Masadaki dostlarımızdan biri, "burada 8 kişiyiz, hepimiz de doğru yolcuyuz ama bu masadan 4 partiye de(DP,AKP,MHP,CHP) oy çıktı, Meral Akşener'in önünü açarlarsa bu kez MHP'ye en az 5 oy gider, açmazlarsa MHP 0 çeker" dedi. Bu tespite karşılık Akşener'in DP'nin başına geçmesi halinde ne olacağını sordum. Cevap netti: "fire vermeden oyların tümü DP'ye gider, hele İlhan Kesici ile kol kola girerlerse başa güreşiriz". Samsun, Çorum, Amasya, Tokat, Mersin, Adana, Şanlıurfa, Kahramanmaraş, Antalya ve daha birçok yöreden aldığım izlenim de aynı. Dahası Akşener'in Anadolu'da kuvvetli bir rüzgar yakaladığı, İlhan Kesici'nin ise kentsel seçmenler, entelektüeller, ekonomi ve iş dünyası üzerinde tesirli olabileceği 1965'lerdeki Demirel'in, 83'deki Özal'ın çıkışı yakalanabileceği belirtiliyor. İşte milletin düşüncesi, beklentisi bu…

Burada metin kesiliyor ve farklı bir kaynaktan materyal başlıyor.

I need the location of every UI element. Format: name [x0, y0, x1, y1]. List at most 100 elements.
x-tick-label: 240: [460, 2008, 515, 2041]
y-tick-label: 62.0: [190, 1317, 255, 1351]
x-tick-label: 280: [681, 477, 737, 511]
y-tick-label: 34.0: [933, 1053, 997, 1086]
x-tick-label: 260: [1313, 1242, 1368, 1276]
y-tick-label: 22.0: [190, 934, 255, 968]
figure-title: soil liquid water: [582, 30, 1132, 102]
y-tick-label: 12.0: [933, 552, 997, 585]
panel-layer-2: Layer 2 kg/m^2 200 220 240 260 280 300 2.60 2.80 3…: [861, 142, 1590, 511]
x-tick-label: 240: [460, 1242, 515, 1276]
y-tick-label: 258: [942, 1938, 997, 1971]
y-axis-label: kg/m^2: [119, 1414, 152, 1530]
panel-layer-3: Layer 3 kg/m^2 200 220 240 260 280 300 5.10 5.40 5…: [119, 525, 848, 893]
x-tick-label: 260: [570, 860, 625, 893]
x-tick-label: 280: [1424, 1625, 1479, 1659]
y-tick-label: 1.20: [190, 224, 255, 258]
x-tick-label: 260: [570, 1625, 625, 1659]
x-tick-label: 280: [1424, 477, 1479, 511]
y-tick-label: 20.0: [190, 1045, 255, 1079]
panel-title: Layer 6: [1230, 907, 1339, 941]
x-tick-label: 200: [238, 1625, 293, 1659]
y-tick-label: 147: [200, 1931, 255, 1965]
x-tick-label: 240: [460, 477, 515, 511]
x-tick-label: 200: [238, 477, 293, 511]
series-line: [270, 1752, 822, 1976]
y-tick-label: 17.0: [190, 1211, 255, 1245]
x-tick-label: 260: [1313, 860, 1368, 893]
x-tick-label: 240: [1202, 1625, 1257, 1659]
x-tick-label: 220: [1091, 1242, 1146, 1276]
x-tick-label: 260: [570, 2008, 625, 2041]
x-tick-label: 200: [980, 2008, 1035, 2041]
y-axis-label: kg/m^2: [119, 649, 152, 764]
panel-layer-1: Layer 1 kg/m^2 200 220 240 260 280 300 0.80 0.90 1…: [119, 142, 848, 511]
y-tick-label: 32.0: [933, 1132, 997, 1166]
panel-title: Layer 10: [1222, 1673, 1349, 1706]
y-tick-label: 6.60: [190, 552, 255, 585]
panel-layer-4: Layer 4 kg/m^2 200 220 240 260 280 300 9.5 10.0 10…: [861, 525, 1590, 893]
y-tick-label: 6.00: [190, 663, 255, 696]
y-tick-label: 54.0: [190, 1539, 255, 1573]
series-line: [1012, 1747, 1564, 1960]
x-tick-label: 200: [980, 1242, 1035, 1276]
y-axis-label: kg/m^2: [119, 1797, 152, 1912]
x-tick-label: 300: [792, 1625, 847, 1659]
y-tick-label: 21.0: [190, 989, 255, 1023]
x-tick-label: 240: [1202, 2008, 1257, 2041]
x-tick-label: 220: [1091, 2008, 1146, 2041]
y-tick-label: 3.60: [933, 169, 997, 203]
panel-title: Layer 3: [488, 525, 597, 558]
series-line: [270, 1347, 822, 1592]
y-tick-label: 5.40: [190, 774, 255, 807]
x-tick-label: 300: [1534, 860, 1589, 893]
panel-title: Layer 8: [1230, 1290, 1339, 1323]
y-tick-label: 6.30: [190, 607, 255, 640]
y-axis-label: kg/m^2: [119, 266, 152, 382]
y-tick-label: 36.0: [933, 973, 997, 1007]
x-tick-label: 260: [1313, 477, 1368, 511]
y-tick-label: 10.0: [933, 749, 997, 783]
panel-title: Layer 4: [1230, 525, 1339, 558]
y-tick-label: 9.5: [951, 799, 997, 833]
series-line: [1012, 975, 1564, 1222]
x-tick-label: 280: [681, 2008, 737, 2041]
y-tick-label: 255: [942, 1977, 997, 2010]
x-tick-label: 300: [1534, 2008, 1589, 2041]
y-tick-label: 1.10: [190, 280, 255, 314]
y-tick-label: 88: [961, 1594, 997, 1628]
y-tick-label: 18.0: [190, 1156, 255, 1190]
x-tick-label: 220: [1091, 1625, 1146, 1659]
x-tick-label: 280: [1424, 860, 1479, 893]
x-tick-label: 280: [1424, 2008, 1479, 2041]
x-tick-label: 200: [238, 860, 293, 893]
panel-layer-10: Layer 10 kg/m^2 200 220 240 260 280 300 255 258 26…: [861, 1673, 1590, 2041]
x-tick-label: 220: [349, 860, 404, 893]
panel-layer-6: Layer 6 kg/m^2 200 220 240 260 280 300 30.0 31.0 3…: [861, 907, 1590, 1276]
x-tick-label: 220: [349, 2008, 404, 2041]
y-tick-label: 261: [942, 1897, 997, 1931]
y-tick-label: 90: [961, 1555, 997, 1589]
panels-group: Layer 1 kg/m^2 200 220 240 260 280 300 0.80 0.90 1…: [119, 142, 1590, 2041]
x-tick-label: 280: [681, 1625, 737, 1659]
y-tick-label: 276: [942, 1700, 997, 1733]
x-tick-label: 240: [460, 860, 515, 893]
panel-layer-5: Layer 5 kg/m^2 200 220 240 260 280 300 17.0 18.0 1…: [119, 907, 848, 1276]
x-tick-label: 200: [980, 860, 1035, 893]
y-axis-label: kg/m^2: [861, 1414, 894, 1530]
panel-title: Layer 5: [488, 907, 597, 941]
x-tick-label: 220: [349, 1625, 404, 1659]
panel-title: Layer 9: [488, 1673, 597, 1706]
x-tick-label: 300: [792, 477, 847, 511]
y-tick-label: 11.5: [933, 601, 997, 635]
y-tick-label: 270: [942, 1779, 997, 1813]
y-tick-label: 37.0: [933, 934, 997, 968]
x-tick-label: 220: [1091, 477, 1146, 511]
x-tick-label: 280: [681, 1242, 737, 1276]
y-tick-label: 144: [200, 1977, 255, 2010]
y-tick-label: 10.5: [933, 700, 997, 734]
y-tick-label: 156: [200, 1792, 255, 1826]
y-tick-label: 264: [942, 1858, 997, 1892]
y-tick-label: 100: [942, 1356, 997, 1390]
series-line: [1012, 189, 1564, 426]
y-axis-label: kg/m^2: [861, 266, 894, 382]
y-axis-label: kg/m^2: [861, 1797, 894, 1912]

Aynı gün akşam ata yurdu Demirci'de rahmetli babamın adına yaptırdığımız Demirci Atıf Akın Kütüphanesi DESTİAD derneğinin genel kurulu vardı. Orada da Demirci'nin önde gelenleri, Büyükşehir Belediye Koordinatörü, MYO müdürü, daire müdürleri, okul müdürleri, öğretim üyeleri, eğitim camiası, odaların ve STK'ların başkanları ve yerel basın ile bir araya geldik. Meral Akşener, İlhan Kesici ve Büyükşehir Belediye Başkanı Cengiz Ergün'ün telgrafları alkışlarla karşılandı. İlhan Kesici'nin çelenginde CHP ibaresinin yer almaması, sadece İstanbul Milletvekili olarak belirtilmesi basının gözünden kaçmadı, soruları da beraberinde getirdi. Genel kurul sonrasındaki sohbetin konusu da aynıydı, tespitler ve beklentiler de aynıydı. Diyebilirim ki Anadolu'nun her yöresinde aynı beklenti var, Türkiye çıkış yolunu arıyor…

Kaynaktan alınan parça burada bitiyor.